Las seis
Ester subía de prisa las escaleras de la pensión porque había olvidado llevar consigo la estampa que Mario, antes de su viaje, le había regalado. Saca las llaves del bolsillo de su delantal color marrón que, por cierto, dibujaba muy bien las curvas de su delgado y esbelto cuerpo. Al abrir la puerta, sale el olor a humedad y, contemplando aquel cuarto estrecho, siente el frio de la soledad.

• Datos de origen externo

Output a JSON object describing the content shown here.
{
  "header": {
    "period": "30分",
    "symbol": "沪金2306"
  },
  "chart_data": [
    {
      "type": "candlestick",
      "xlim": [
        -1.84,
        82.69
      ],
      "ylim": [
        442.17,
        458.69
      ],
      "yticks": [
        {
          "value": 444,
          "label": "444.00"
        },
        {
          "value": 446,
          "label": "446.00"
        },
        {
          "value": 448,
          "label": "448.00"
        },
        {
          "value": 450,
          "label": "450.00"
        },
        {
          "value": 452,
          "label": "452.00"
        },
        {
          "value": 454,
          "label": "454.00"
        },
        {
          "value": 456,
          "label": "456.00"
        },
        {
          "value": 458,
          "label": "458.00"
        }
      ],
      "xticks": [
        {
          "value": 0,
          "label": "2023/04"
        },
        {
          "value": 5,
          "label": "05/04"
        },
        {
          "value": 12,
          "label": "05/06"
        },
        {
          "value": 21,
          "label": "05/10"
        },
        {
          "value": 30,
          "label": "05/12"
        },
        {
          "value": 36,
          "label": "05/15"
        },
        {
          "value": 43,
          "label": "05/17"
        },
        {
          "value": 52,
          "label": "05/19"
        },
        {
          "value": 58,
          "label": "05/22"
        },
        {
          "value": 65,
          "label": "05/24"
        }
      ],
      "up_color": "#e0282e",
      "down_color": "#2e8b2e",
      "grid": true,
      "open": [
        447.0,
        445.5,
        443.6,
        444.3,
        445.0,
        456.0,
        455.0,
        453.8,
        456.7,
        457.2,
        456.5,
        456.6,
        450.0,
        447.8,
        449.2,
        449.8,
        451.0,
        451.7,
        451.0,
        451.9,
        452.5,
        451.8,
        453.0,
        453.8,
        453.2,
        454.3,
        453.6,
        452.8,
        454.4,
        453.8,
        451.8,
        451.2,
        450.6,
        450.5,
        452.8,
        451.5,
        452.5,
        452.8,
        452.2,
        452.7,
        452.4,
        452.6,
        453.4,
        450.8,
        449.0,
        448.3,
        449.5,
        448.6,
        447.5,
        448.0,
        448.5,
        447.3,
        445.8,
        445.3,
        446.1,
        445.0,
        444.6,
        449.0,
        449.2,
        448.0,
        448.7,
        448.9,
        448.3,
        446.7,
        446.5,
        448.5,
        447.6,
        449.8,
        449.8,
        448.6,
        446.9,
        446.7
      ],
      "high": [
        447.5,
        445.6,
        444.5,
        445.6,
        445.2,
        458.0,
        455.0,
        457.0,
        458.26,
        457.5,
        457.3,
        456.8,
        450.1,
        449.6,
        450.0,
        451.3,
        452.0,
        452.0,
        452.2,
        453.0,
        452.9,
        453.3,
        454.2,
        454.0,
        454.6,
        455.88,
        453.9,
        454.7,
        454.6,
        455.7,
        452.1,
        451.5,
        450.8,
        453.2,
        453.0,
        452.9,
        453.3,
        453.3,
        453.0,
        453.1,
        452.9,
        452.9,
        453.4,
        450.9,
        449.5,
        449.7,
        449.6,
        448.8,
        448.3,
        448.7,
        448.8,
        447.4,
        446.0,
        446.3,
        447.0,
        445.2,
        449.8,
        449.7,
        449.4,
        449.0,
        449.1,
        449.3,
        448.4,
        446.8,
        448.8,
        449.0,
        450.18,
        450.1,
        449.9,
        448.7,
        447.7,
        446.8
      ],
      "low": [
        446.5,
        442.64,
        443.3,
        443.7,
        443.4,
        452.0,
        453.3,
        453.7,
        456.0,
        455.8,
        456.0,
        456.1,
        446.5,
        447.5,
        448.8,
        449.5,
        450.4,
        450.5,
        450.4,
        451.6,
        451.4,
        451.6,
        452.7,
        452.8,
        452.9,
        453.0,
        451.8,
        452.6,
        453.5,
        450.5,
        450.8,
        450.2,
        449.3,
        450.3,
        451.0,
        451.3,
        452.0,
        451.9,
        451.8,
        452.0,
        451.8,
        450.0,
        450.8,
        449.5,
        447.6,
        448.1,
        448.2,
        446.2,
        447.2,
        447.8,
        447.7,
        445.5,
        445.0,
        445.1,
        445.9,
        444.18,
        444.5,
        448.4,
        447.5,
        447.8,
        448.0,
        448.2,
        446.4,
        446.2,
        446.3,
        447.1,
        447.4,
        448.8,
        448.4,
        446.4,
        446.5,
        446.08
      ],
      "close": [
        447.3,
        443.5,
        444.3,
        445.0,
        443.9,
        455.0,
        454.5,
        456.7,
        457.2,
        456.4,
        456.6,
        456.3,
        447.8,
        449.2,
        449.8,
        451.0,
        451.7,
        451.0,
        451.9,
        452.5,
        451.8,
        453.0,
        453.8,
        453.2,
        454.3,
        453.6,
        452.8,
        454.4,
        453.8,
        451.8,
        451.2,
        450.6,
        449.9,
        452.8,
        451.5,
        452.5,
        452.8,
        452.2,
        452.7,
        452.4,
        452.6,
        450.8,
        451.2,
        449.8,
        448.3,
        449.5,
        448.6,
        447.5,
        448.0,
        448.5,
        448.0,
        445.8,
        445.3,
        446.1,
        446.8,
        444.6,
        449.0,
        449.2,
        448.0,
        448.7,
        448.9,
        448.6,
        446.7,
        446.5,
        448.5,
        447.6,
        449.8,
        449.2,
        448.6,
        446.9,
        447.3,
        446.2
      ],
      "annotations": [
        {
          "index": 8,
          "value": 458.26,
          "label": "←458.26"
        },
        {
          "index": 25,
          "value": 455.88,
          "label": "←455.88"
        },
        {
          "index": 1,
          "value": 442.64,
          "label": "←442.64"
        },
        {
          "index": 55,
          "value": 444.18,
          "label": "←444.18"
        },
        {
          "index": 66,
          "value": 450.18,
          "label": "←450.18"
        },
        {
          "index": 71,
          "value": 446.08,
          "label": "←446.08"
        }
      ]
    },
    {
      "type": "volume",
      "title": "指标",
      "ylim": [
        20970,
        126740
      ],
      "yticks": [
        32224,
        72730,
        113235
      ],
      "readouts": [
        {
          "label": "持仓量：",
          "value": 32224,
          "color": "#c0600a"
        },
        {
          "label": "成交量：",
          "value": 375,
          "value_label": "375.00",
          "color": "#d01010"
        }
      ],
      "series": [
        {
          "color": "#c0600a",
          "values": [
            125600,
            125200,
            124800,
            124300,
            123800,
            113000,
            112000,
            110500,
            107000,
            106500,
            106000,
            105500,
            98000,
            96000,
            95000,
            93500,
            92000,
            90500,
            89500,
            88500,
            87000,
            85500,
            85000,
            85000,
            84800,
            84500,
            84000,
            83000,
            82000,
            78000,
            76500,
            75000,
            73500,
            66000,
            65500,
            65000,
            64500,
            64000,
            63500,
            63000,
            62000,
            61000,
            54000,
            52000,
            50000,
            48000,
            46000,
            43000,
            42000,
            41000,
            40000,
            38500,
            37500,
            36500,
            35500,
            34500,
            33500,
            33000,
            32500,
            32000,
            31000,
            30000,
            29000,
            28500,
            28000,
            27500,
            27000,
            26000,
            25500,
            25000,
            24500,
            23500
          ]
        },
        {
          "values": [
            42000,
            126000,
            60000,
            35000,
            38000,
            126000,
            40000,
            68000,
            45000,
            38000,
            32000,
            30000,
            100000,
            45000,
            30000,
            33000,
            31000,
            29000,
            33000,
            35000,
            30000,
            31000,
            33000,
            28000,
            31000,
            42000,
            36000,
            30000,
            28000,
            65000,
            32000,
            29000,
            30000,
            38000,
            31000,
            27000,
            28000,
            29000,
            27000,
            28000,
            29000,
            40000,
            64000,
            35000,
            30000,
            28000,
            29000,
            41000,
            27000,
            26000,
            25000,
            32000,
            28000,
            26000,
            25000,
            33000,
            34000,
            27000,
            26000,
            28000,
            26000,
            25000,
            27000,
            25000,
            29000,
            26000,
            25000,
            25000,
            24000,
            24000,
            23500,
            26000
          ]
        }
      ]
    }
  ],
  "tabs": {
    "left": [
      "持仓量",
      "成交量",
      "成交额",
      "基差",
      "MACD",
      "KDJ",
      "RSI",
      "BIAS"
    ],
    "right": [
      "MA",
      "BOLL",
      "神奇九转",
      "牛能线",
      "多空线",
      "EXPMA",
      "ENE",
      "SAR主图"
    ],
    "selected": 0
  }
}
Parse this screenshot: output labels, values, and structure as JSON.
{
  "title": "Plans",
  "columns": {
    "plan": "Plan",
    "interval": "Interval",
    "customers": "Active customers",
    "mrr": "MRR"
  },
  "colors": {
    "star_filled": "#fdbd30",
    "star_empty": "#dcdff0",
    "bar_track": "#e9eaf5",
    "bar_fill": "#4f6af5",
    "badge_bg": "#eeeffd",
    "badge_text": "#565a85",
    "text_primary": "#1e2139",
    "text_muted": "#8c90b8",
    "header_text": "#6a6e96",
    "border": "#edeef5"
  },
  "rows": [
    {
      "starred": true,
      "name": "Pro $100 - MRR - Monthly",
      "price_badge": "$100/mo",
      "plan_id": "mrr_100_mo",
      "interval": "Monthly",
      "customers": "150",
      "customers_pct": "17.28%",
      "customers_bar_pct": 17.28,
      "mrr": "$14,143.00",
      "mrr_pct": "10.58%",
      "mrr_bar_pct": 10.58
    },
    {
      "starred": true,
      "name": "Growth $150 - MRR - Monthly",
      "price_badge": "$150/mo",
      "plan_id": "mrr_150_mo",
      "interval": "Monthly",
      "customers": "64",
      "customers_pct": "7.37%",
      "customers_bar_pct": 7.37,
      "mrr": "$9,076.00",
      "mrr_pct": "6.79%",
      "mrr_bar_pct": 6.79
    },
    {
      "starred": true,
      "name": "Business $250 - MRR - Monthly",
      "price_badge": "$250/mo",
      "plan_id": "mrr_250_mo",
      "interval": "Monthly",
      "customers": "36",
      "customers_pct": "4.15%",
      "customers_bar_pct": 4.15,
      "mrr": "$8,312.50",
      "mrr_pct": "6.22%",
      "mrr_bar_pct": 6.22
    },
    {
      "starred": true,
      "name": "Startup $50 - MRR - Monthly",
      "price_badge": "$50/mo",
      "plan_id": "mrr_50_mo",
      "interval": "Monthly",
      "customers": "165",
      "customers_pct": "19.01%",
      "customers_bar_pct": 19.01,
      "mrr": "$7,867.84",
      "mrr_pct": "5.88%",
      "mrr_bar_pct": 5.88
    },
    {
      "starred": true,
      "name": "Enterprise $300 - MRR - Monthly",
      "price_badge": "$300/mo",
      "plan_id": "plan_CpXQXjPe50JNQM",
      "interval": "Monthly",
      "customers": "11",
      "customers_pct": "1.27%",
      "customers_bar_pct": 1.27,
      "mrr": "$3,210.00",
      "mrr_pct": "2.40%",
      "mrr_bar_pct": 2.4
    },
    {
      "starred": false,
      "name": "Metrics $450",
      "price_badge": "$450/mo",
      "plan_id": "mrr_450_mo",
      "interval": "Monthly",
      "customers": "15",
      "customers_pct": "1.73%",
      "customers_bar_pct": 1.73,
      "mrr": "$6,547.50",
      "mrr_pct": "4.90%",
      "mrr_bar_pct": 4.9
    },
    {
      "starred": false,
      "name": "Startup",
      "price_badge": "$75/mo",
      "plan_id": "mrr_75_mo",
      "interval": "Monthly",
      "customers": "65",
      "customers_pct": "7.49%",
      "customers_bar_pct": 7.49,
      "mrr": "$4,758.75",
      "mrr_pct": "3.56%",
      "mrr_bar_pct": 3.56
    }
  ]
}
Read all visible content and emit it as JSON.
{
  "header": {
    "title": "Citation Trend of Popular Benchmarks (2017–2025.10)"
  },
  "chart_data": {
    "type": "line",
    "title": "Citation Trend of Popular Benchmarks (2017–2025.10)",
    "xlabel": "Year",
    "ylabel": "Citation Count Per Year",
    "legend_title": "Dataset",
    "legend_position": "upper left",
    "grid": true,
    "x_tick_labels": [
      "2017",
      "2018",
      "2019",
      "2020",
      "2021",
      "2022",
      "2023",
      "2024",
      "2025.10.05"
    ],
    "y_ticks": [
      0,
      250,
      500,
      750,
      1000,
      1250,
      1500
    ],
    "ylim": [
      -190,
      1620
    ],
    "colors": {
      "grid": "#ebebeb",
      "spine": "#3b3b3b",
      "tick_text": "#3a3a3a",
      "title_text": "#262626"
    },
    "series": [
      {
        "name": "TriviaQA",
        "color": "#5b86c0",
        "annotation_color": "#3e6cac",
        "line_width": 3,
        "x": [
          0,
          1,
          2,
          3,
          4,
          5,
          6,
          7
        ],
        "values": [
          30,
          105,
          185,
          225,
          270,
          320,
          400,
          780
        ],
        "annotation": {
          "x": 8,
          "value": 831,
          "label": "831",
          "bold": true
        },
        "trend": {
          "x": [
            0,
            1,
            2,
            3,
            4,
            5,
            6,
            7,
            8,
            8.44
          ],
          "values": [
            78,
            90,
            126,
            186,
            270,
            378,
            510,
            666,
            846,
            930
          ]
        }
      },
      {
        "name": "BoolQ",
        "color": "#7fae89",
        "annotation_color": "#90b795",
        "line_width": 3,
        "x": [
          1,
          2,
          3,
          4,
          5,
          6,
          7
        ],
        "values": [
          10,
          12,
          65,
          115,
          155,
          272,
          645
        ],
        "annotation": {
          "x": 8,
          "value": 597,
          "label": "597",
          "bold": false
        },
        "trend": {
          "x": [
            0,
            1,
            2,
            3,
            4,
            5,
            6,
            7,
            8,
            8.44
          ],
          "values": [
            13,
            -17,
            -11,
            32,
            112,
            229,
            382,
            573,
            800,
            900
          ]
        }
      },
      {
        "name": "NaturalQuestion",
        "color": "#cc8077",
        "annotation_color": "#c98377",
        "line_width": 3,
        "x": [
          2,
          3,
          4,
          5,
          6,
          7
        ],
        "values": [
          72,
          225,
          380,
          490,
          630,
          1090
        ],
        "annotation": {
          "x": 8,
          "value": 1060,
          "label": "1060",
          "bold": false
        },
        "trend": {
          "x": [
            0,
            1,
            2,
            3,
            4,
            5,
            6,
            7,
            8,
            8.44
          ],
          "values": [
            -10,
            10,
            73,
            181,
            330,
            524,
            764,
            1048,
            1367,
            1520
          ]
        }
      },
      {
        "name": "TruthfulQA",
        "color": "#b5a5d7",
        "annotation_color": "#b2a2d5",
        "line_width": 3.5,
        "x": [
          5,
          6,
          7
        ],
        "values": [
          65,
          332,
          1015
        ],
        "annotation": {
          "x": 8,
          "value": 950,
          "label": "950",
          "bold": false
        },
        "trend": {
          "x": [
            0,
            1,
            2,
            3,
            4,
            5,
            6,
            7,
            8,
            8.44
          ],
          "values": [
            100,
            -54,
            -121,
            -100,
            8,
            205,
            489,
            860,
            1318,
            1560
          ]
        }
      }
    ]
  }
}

La noche del primer día de la semana apenas mudaba luna y Mario, después de contemplar perplejo por escasos minutos el firmamento, toma su maleta, termina su café a pequeños sorbos y, luego de un apasionado beso, trocado por el llanto de Ester, saca del portaequipaje la estampa de una cruz cualquiera… de una religión cualquiera. La mira de soslayo y, antes de emprender su camino rumbo al paradero del bus de las seis, la encomienda al cuidado de su mujer.
Para Ester no queda más que atisbar por la ventana y mover la mano en señal de despedida. Toma su lugar en la vieja silla de madera y deja la estampa en su regazo. El reloj, en su mano, está detenido marcando las tres. Levanta la mirada para distinguir en la penumbra a Mario, y por escasos momentos se escucha un disparo proveniente de la brumosa calle. Una lágrima recorre la mejilla de la mujer, mientras el silencio en el paradero calzado por asfalto, se ve inundando con sangre que destila a torrentes; y Mario, aunque esperanzado en sus pasos rápidos, es encontrado y entregado a su suerte. Son las seis.